Friday, June 14, 2013

Random Accra

My new roommate. I’ll say no more.

Don’t let them get wind of this in Canada


Ladies Kitchen Insurance. That’s right. Apparently there are a host of special hazards and accidents in Ghanaian kitchens but no fear. Ladies Kitchen Insurance can be bundled with home and auto. It is so indicative of the gendered nature of household labour here.
Except at Suma Court where we have a new chef. An excellent man from Burkina Faso who only speaks French. I knew all that time pouring over the menus and snooty French restaurants would come in handy. I am hoping for crème caramel again! An unexpected treat!




Sartorial Hawker

Seen on the road, and me without my camera …. An elegant young man, sunglasses, gleaming white shirt, pinstriped pants and natty, astonishingly bright chartreuse bowtie. What was he selling? He was holding three or four pairs of polished and gleaming men’s dress shoes. More remarkable is that fact that his own dress shoes were also gleaming in defiance of Accra’s ubiquitous red dust.

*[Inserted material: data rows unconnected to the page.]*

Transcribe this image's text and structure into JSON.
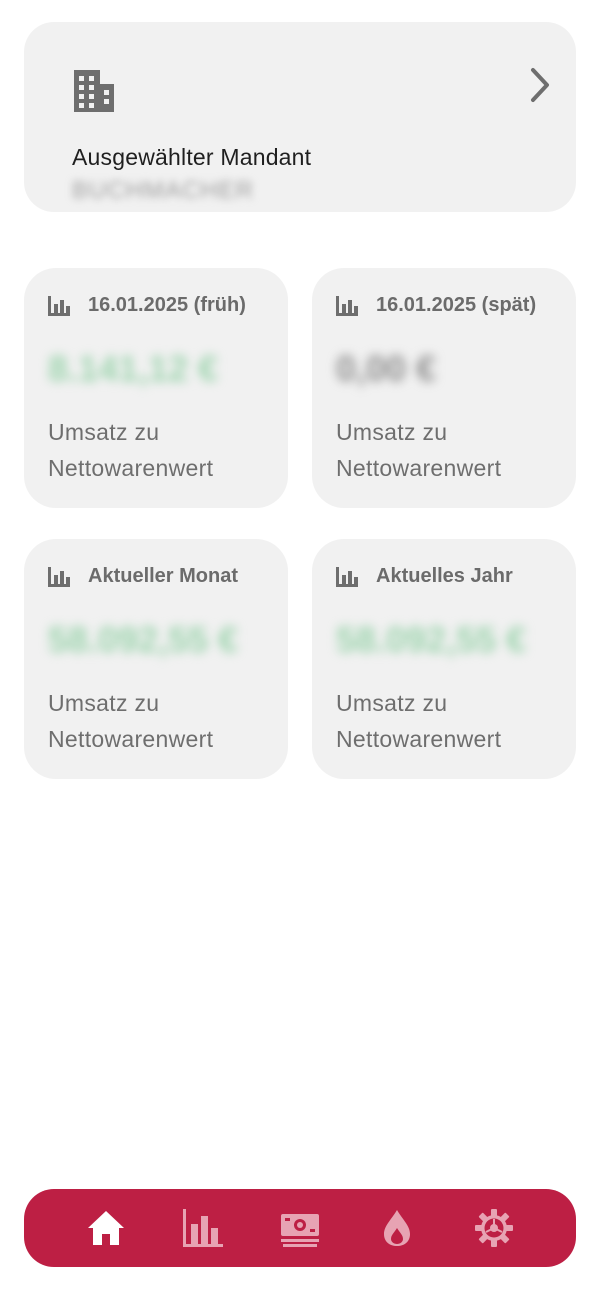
{
  "tenant": {
    "label": "Ausgewählter Mandant",
    "value": "BUCHMACHER"
  },
  "metrics": [
    {
      "title": "16.01.2025 (früh)",
      "value": "8.141,12 €",
      "desc": "Umsatz zu Nettowarenwert"
    },
    {
      "title": "16.01.2025 (spät)",
      "value": "0,00 €",
      "desc": "Umsatz zu Nettowarenwert"
    },
    {
      "title": "Aktueller Monat",
      "value": "58.092,55 €",
      "desc": "Umsatz zu Nettowarenwert"
    },
    {
      "title": "Aktuelles Jahr",
      "value": "58.092,55 €",
      "desc": "Umsatz zu Nettowarenwert"
    }
  ],
  "colors": {
    "brand": "#bd1f44",
    "card": "#f1f1f1",
    "value_positive": "#9bd3ac"
  },
  "nav": {
    "items": [
      {
        "icon": "home-icon",
        "active": true
      },
      {
        "icon": "bar-chart-icon",
        "active": false
      },
      {
        "icon": "money-icon",
        "active": false
      },
      {
        "icon": "flame-icon",
        "active": false
      },
      {
        "icon": "settings-icon",
        "active": false
      }
    ]
  }
}
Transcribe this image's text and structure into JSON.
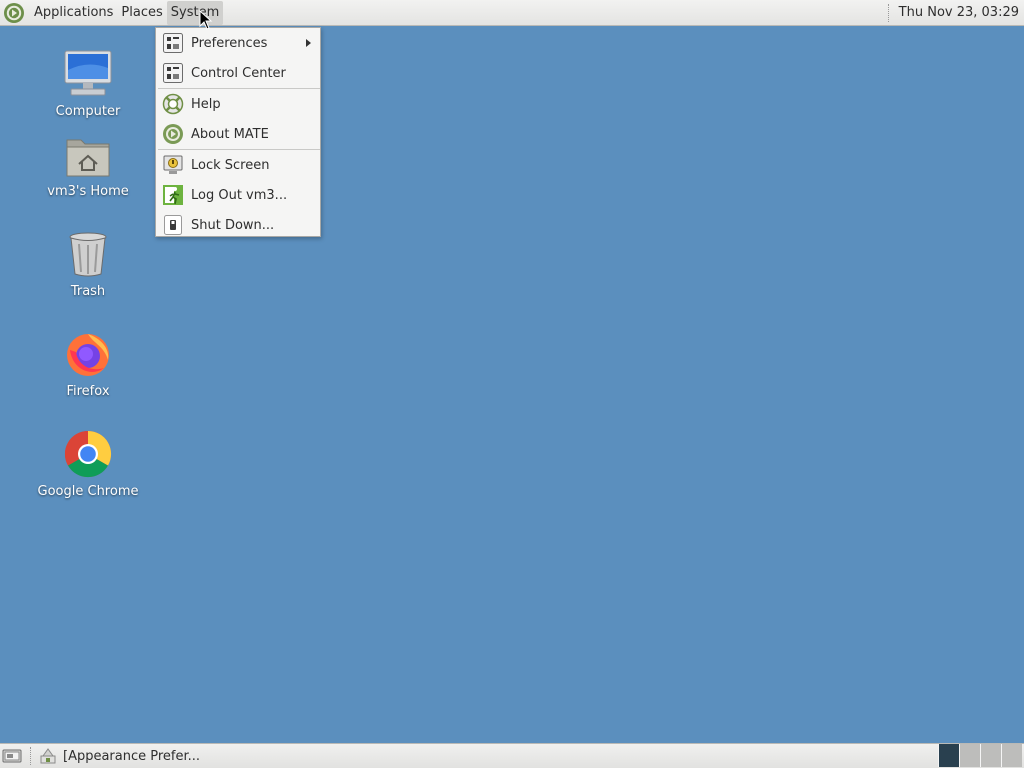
{
  "top_panel": {
    "menus": [
      "Applications",
      "Places",
      "System"
    ],
    "clock": "Thu Nov 23, 03:29"
  },
  "desktop_icons": [
    {
      "label": "Computer",
      "icon": "computer-icon"
    },
    {
      "label": "vm3's Home",
      "icon": "home-folder-icon"
    },
    {
      "label": "Trash",
      "icon": "trash-icon"
    },
    {
      "label": "Firefox",
      "icon": "firefox-icon"
    },
    {
      "label": "Google Chrome",
      "icon": "chrome-icon"
    }
  ],
  "system_menu": {
    "items": [
      {
        "label": "Preferences",
        "icon": "preferences-icon",
        "has_submenu": true
      },
      {
        "label": "Control Center",
        "icon": "control-center-icon"
      },
      {
        "label": "Help",
        "icon": "help-icon"
      },
      {
        "label": "About MATE",
        "icon": "mate-icon"
      },
      {
        "label": "Lock Screen",
        "icon": "lock-screen-icon"
      },
      {
        "label": "Log Out vm3...",
        "icon": "log-out-icon"
      },
      {
        "label": "Shut Down...",
        "icon": "shut-down-icon"
      }
    ]
  },
  "bottom_panel": {
    "task_label": "[Appearance Prefer...",
    "workspaces": [
      true,
      false,
      false,
      false
    ]
  },
  "colors": {
    "desktop": "#5b8fbe",
    "active_workspace": "#29404f"
  }
}
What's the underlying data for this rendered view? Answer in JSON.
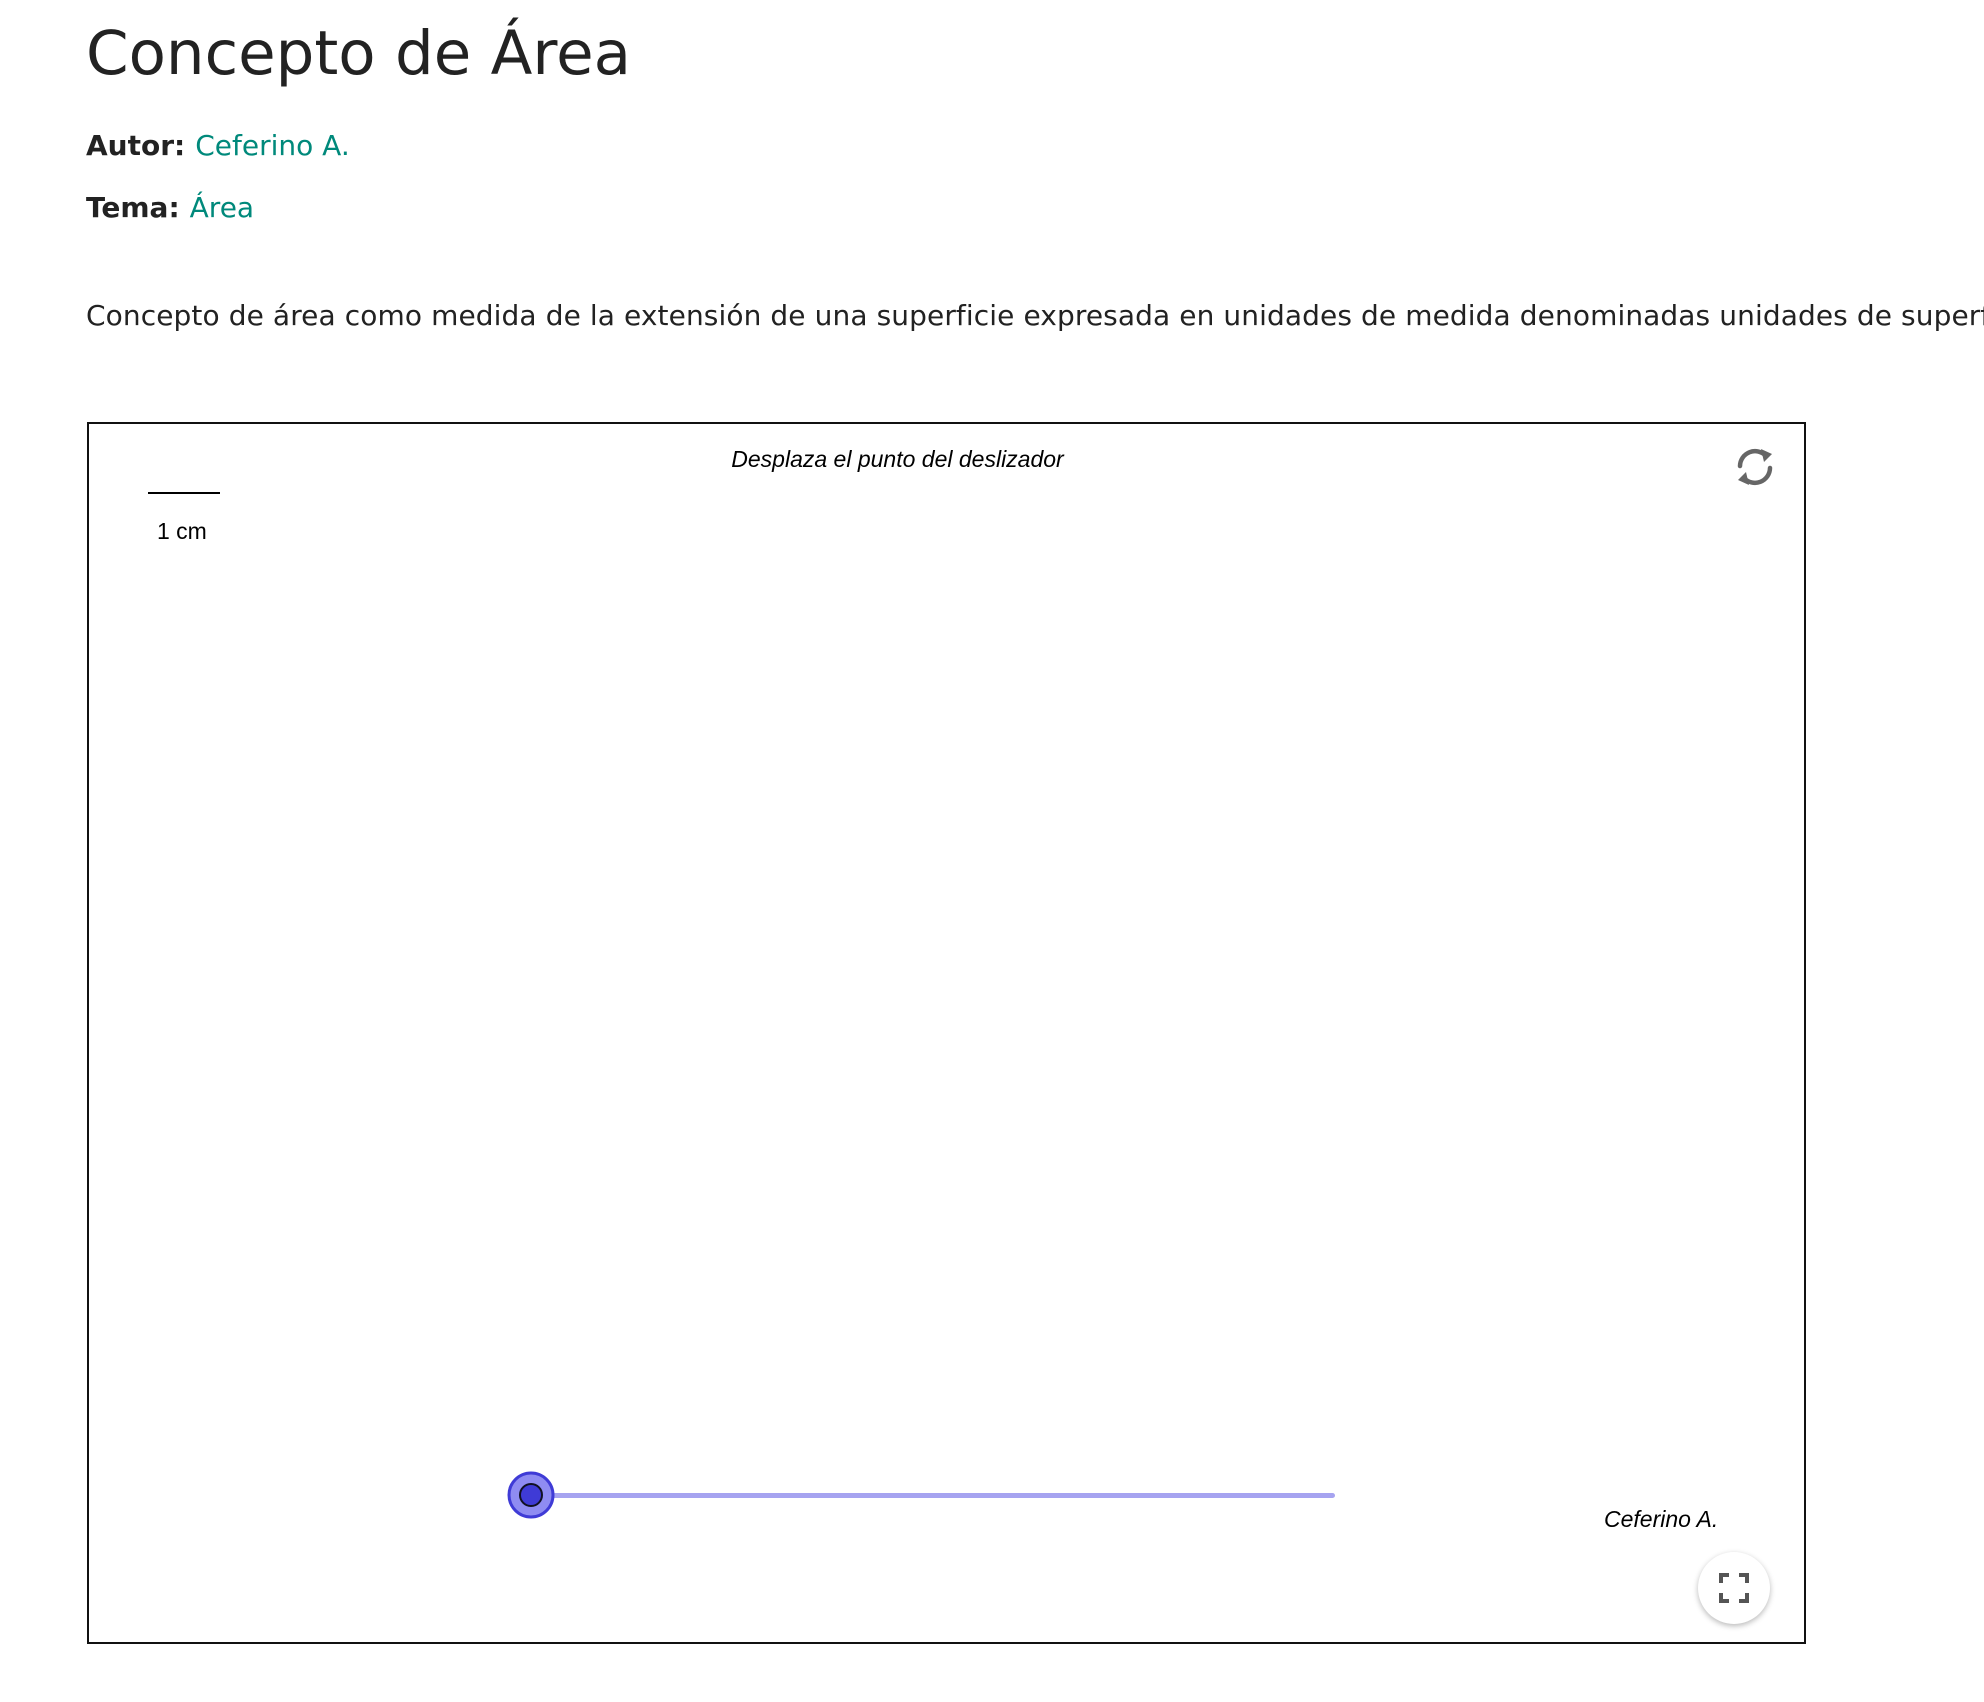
{
  "page": {
    "title": "Concepto de Área",
    "author_label": "Autor:",
    "author_name": "Ceferino A.",
    "topic_label": "Tema:",
    "topic_name": "Área",
    "description": "Concepto de área como medida de la extensión de una superficie expresada en unidades de medida denominadas unidades de superficie",
    "link_color": "#00897b"
  },
  "applet": {
    "instruction": "Desplaza el punto del deslizador",
    "scale_label": "1 cm",
    "author_caption": "Ceferino A.",
    "reset_icon": "refresh-icon",
    "fullscreen_icon": "fullscreen-icon",
    "slider": {
      "value_fraction": 0,
      "track_color": "#a6a3f0",
      "handle_color": "#4a46e8"
    }
  }
}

This young hawker stands in contrast to another, a middle aged woman walking with a red plastic laundry basket on her head. The basket was over flowing with brassieres, hanging from the sides, threatening to tumble from the basket: red lace, utilitarian white, sexy black, purple with astonishing padding, bras of all shapes and sizes…. But how you get a good fit at the intersection is beyond me….. and the driver won’t engage in conversation so it must be a little risqué.

Signs of the times

They ride ponies, too! As an addendum to Animals of Accra, another creature to add to the list, although not personally sighted, must be the polo pony
…. unless I am misled by the sign for the Accra Polo Club. Incidentally, this has surpassed the “Golfers Crossing” sign in Achimota Forest as the most incongruous site in Accra in my estimation.





And then try this do not trespass … a little different from our
Canadian custom of closing the campus roads one day a year!




Finally, there is the sign that captures the historian’s eye. The intersection of three eras captured on one traffic sign: colonial; traditional and generic modern.



This little piggie goes to market


So immediately upon lamenting the absence of a pig sighting, what is ahead of us in the traffic but a pickup truck (they ride lower that ours and are not nearly as intrusive on the road as a result) stuffed full of half a dozen pigs clearly on their last journey. These were not happy pigs. There was one teenage boy in the back with trying to keep them all lying down but really, six swine against one boy… you know the rest.
The pigs weren’t tied down or on leashes or in cages or anything like that. He just had to keep grabbing whichever one was trying to make a run for it and stuff it back into the truck. It was like a life size game of wack-a-mole with a lot more wriggling and a lot more screaming and better odds for the wackees. I do mean screaming:  not the boy but the pigs. I had never heard a sound like really unhappy pigs being led to slaughter.